Los churros son uno de los elementos más emblemáticos de la gastronomía hispana, apreciados por su textura contrastante: crujientes por fuera y tiernos por dentro. Aunque su preparación parece sencilla, el éxito radica en la precisión de las temperaturas y la consistencia de la masa. Para elaborarlos, se requiere:
Ingredientes esenciales para la masa
- Harina de trigo: 250 gramos (preferiblemente harina de todo uso o de fuerza media).
- Agua: 250 mililitros (la proporción debe ser de 1:1 respecto al volumen de la harina).
- Sal: 1 cucharadita (aproximadamente 5 gramos) para resaltar el sabor.
- Mantequilla (opcional): 20 gramos, si se desea una textura más suave y un aroma lácteo.
- Aceite para freír: Cantidad necesaria de aceite de girasol o de oliva suave (debe soportar altas temperaturas sin humear).
Ingredientes para el acabado y acompañamiento
- Azúcar blanca: Para rebozar los churros inmediatamente después de la fritura.
- Canela molida: Opcional, para mezclar con el azúcar y aromatizar.
- Chocolate amargo o de taza: Para preparar el dip de acompañamiento tradicional.
El proceso comienza hirviendo el agua con la sal. Una vez alcanzado el punto de ebullición, se añade la harina de golpe, retirando el recipiente del fuego. Es crucial integrar los ingredientes con energía hasta obtener una masa compacta que se desprenda de las paredes del cazo. Tras dejarla entibiar ligeramente, se introduce en una churrera o manga pastelera con boquilla de estrella; este paso es vital, ya que la forma estriada no es solo estética, sino que permite que la masa se expanda uniformemente en el aceite sin explotar.

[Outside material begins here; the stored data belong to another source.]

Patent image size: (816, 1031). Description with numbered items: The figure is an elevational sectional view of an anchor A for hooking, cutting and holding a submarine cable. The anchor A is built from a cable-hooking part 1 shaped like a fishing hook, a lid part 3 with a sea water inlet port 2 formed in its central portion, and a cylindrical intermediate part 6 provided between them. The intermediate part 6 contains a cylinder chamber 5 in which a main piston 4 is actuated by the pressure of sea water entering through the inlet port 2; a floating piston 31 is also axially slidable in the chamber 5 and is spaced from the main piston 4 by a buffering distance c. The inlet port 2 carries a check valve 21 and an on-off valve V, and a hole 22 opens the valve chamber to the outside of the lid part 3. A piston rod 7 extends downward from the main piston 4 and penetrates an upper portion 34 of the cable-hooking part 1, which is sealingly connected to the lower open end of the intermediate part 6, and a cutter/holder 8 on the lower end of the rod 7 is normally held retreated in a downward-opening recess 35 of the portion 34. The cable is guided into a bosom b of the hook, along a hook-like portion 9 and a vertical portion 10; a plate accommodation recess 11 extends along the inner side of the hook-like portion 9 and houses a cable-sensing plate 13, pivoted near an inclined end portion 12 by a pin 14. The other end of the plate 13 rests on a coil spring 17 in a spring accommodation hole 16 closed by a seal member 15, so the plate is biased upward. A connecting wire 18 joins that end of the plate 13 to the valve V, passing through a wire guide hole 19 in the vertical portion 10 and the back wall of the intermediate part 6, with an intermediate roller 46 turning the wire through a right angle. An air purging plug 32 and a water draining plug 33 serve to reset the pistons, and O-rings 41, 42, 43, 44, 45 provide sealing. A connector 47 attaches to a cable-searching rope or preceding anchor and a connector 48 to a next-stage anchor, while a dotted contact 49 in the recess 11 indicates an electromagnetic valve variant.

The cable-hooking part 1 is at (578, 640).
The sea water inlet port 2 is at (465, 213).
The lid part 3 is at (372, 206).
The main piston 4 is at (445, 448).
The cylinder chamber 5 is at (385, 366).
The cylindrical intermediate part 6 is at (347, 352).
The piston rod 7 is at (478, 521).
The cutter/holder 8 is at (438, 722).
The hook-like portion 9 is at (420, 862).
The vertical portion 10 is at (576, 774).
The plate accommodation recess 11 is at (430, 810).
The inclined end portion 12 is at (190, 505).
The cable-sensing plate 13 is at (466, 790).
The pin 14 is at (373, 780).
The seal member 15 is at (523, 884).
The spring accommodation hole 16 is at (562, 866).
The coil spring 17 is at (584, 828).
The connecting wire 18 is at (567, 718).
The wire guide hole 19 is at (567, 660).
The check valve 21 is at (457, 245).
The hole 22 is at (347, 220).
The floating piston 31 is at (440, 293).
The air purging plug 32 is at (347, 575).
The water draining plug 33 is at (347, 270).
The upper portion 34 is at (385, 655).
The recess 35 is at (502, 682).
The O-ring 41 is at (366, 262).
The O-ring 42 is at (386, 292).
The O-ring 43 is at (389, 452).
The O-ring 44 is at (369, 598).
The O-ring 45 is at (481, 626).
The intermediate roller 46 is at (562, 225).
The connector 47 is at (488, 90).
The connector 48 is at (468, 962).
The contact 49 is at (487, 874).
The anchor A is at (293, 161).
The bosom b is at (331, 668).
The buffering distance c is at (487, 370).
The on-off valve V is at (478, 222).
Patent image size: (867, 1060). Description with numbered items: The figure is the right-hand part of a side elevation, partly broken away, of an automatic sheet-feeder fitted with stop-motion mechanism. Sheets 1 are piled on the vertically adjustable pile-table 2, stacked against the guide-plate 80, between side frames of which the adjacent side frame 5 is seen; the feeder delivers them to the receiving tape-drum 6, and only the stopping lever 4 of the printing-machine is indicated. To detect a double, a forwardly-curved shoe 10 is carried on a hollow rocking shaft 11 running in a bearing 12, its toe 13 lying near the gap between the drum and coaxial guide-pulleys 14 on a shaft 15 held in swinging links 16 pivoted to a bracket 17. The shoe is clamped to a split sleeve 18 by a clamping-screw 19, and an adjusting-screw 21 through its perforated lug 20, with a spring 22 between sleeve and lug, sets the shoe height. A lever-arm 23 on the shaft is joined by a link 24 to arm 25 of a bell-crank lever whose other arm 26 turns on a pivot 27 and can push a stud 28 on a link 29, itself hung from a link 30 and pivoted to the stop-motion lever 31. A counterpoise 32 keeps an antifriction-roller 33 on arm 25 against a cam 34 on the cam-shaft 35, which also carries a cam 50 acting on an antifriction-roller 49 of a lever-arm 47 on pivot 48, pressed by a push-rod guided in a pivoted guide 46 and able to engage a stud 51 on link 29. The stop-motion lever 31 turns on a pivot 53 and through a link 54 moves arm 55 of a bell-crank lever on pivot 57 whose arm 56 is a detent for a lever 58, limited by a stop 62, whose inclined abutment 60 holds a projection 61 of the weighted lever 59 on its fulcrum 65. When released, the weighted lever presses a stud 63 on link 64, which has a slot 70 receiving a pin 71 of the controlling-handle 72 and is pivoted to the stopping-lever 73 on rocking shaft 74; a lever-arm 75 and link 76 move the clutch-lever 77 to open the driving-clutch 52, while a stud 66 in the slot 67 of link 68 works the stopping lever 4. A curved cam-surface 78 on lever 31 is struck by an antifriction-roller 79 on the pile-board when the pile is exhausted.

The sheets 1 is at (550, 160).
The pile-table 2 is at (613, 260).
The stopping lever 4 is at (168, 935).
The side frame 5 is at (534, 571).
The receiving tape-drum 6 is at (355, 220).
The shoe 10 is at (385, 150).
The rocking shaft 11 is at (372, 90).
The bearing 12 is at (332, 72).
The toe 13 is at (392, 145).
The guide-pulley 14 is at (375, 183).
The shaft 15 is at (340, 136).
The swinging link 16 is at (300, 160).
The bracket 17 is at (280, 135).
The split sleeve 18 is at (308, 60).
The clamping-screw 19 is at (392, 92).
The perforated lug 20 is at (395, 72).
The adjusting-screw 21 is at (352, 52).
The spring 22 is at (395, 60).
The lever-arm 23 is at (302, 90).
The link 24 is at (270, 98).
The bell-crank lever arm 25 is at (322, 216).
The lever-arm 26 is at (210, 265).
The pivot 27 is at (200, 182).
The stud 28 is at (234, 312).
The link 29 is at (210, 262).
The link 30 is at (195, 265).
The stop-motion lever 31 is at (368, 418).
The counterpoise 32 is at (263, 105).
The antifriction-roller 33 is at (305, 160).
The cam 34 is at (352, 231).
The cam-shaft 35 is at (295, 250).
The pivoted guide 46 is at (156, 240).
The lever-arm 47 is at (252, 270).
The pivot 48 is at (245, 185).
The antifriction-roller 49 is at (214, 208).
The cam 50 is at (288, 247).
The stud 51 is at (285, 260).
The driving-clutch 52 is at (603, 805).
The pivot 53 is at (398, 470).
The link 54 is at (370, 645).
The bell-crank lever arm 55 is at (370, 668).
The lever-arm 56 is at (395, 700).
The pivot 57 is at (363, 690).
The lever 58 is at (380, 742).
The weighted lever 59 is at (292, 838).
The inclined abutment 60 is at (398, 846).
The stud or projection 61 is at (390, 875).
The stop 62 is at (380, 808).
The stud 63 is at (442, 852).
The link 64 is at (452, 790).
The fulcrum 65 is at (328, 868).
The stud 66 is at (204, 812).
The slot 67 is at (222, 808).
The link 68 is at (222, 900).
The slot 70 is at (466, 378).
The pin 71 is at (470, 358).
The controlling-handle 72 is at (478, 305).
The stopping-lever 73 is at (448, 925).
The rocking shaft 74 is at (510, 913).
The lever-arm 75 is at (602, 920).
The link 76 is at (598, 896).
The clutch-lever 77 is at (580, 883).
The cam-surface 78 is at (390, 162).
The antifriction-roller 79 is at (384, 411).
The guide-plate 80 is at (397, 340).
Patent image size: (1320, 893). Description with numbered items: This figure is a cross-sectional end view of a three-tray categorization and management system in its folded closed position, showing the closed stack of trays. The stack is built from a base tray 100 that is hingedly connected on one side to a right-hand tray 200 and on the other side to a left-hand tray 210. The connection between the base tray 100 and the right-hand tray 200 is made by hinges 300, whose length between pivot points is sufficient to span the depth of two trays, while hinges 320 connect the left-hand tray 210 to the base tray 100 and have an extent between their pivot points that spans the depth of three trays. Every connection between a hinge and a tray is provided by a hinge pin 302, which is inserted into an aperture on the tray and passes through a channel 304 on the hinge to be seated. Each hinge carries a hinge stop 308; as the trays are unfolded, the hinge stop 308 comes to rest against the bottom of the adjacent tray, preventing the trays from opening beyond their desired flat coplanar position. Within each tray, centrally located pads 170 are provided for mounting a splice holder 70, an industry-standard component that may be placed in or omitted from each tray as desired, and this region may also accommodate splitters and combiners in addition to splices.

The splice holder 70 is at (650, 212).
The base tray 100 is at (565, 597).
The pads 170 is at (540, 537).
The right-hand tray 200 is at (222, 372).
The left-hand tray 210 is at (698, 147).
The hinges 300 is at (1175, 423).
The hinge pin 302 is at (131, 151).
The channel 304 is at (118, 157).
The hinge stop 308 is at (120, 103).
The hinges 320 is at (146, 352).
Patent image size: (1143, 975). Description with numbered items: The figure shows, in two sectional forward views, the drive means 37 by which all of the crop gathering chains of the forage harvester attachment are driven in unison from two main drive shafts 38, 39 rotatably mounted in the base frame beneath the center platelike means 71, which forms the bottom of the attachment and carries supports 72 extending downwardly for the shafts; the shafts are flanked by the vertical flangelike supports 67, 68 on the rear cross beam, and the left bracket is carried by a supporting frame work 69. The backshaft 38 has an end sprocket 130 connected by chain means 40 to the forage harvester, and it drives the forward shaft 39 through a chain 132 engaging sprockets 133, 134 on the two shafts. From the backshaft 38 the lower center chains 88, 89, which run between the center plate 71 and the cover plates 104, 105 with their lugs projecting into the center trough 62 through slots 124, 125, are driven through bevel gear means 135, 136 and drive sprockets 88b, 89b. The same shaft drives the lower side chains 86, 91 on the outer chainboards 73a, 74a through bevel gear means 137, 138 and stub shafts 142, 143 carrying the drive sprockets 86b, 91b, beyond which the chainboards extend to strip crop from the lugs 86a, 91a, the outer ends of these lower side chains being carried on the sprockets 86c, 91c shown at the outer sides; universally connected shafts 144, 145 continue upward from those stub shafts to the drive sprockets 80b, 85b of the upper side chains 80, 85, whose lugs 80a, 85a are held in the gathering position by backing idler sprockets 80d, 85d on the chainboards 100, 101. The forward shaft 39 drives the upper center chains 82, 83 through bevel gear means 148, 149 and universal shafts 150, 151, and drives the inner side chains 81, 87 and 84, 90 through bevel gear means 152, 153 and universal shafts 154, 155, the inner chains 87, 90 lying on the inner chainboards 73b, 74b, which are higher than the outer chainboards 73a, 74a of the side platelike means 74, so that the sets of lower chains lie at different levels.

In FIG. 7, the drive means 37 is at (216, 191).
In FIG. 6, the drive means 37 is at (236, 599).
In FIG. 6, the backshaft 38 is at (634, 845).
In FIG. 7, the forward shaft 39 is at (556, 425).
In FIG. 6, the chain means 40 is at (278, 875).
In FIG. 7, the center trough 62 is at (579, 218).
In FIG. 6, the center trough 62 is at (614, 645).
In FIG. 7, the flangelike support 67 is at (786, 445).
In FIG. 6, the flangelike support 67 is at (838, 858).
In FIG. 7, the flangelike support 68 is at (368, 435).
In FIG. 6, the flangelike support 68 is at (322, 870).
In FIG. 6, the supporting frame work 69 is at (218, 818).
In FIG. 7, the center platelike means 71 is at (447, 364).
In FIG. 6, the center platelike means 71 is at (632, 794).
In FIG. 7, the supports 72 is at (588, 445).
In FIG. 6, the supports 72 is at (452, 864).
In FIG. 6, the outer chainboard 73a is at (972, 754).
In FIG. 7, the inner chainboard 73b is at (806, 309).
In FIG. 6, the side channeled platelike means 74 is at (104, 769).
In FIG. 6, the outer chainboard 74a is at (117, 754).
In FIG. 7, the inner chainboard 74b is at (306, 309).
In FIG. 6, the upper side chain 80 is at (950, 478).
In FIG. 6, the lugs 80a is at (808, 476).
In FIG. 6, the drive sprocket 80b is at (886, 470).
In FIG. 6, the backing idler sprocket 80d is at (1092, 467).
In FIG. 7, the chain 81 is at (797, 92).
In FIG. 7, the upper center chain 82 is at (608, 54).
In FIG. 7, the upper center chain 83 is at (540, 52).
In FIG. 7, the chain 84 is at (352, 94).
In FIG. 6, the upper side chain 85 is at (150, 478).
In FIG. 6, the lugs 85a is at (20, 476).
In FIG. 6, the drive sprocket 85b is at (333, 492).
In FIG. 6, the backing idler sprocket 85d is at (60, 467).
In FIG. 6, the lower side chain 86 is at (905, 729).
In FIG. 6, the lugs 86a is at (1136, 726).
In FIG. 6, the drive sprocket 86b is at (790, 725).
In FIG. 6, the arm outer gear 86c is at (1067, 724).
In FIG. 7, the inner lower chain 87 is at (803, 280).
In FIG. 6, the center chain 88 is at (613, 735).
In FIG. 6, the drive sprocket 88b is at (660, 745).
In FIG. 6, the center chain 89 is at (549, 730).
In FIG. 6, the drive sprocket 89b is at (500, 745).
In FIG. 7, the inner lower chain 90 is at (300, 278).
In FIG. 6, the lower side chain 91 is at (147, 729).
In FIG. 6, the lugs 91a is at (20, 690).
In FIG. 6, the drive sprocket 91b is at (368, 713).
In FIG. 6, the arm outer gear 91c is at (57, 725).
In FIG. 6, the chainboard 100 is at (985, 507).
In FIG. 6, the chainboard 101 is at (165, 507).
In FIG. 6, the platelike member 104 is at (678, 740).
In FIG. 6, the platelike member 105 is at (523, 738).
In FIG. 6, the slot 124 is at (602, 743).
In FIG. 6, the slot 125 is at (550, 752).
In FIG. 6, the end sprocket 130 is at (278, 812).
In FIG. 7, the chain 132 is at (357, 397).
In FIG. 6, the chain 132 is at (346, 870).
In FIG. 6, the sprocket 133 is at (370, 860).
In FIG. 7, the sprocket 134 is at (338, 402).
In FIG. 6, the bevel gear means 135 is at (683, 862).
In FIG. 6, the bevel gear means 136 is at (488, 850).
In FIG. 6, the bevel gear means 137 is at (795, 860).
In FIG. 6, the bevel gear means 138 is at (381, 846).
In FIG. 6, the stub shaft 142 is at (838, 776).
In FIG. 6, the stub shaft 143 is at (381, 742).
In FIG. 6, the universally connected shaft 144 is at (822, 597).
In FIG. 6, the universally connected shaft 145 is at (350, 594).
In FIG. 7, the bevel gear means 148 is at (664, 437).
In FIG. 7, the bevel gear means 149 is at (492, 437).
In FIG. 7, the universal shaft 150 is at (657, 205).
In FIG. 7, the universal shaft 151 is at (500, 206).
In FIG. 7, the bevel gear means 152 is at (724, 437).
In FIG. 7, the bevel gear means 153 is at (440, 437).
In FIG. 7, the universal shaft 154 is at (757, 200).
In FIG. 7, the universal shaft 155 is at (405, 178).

La fritura debe realizarse en abundante aceite de sabor neutro (como el de girasol) a una temperatura constante de 180°C. Al dorarse, se retiran y se colocan sobre papel absorbente. Finalmente, se rebozan en azúcar blanca o canela mientras aún están calientes para asegurar la adherencia. Servirlos con una taza de chocolate espeso completa esta experiencia sensorial que ha perdurado por generaciones.